İLK SORU: PİŞMAN MISIN?
Murat Ülker, Ali Koç’a 27 soru yöneltti, birinci sorusu ise şöyle oldu: “Bugün itibariyle Ali Koç’un Fenerbahçeli imajından mutlu musun? Yoksa 2018’de başlayan Başkanlık sürecini “keşke hiç yaşamasaydım” dediğin oluyor mu? Futbolun bu kadar içine girdiğinize pişman mısın? Fenerbahçe Başkanlığı sana neler kattı, neye mal oldu?
İLK KARŞILIK: HAYAT O KADAR UZUN DEĞİL
Ali Koç şu karşılığı verdi: Hayat, keşke diyecek kadar uzun değil. Fenerbahçe için yaptıklarımdan bir gün pişmanlık duymadım. Allah bana Fenerbahçe Spor Kulübü Başkanlık makamını nasip etti; bu makamda oturuyorsanız “keşke” değil “iyi ki” dersiniz.

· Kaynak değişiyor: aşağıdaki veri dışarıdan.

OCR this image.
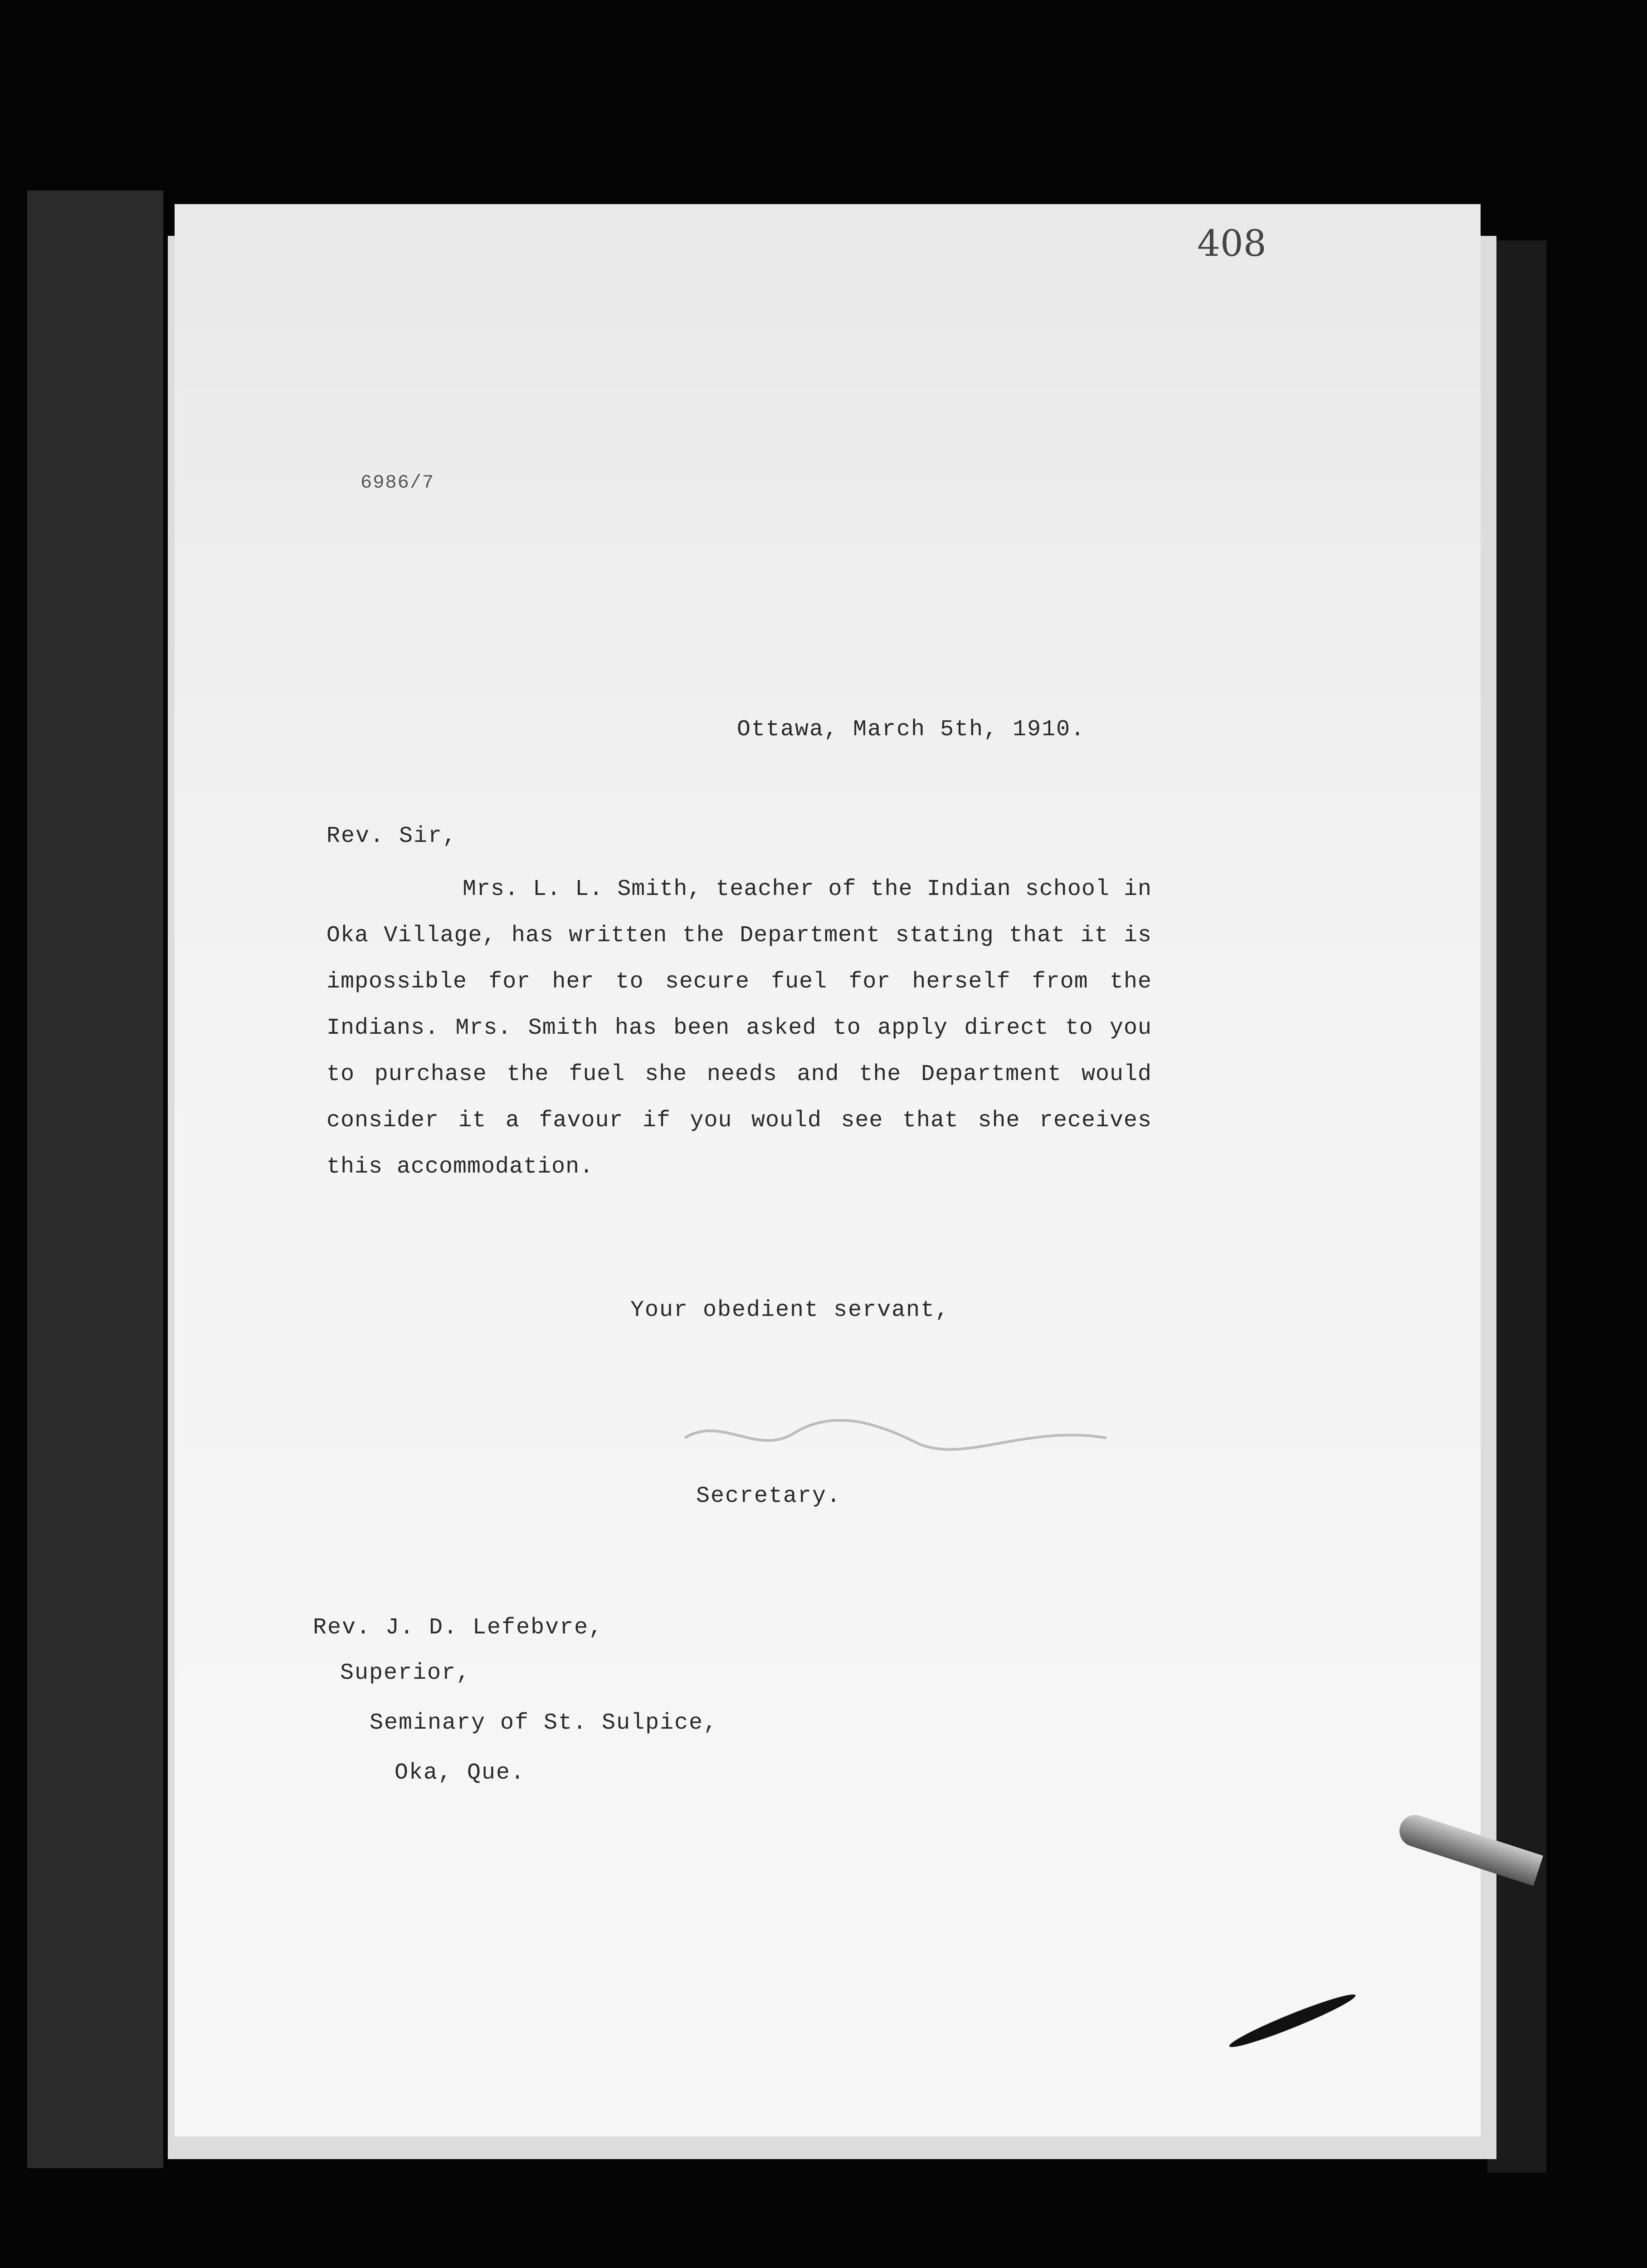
408
6986/7
Ottawa, March 5th, 1910.
Rev. Sir,

Mrs. L. L. Smith, teacher of the Indian school in Oka Village, has written the Department stating that it is impossible for her to secure fuel for herself from the Indians. Mrs. Smith has been asked to apply direct to you to purchase the fuel she needs and the Department would consider it a favour if you would see that she receives this accommodation.

Your obedient servant,
Secretary.
Rev. J. D. Lefebvre,
Superior,
Seminary of St. Sulpice,
Oka, Que.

Fenerbahçe Başkanı iseniz, zaten futbolun içine sonuna kadar girmek zorundasınız. Bu bahiste pişmanlığım değil, üzgünlüğüm var. Üzgünüm; çünkü Türk futbol iklimi ne yazık ki hem daha berbata gidiyor hem de kutuplaşan bir toplumun daha da kutuplaşmasına sebep oluyor.
Üzgünüm, zira Başkanlık dönemimde göz nazaran göre pervasızca Fenerbahçe’nin hakkı yendi. Türk futbolundaki adaletsizlik ve haksız rekabetin boyutu artık herkes için aşikar. Fenerbahçe Başkanlığı bana hem pek çok şey kattı hem de pek çok şeye mal oldu, ayrıntıları bu röportaja sığmaz.”
‘HER TÜRLÜ POTANSİYELE SAHİBİZ’
Murat Ülker’in “Şu anda Türkiye iktisadının mevcut durumu hakkında ne düşünüyorsunuz? Zorlukları aşıyor muyuz? Daha fazla neler yapılabilir?” sorusuna ise Koç’un karşılığı şöyle oldu: “Enflasyondaki düşüşün kademeli bir formda önümüzdeki yıllarda da devam etmesi hedefleniyor. Enflasyondaki gerilemenin nispeten yavaş olmasının nedeni, Hükümet’in büyümeden çok fazla feragat etmek istememesi olarak açıklanıyor. Enflasyonla büyüme ortasındaki bu hassas istikrar tutturulabilirse, bir diğer deyişle iktisatta yumuşak inişi başarabilirsek, 2026’dan itibaren Türkiye’nin yeni bir büyüme atılımına başlamak için uygun bir tabanda olacağını düşünüyorum.
Doğru siyasetleri sürdürebilir ve sabır gösterebilirsek bu zorlukları doğal ki aşacak her türlü potansiyele sahibiz, kâfi ki kendi kalemize gol atmayalım.”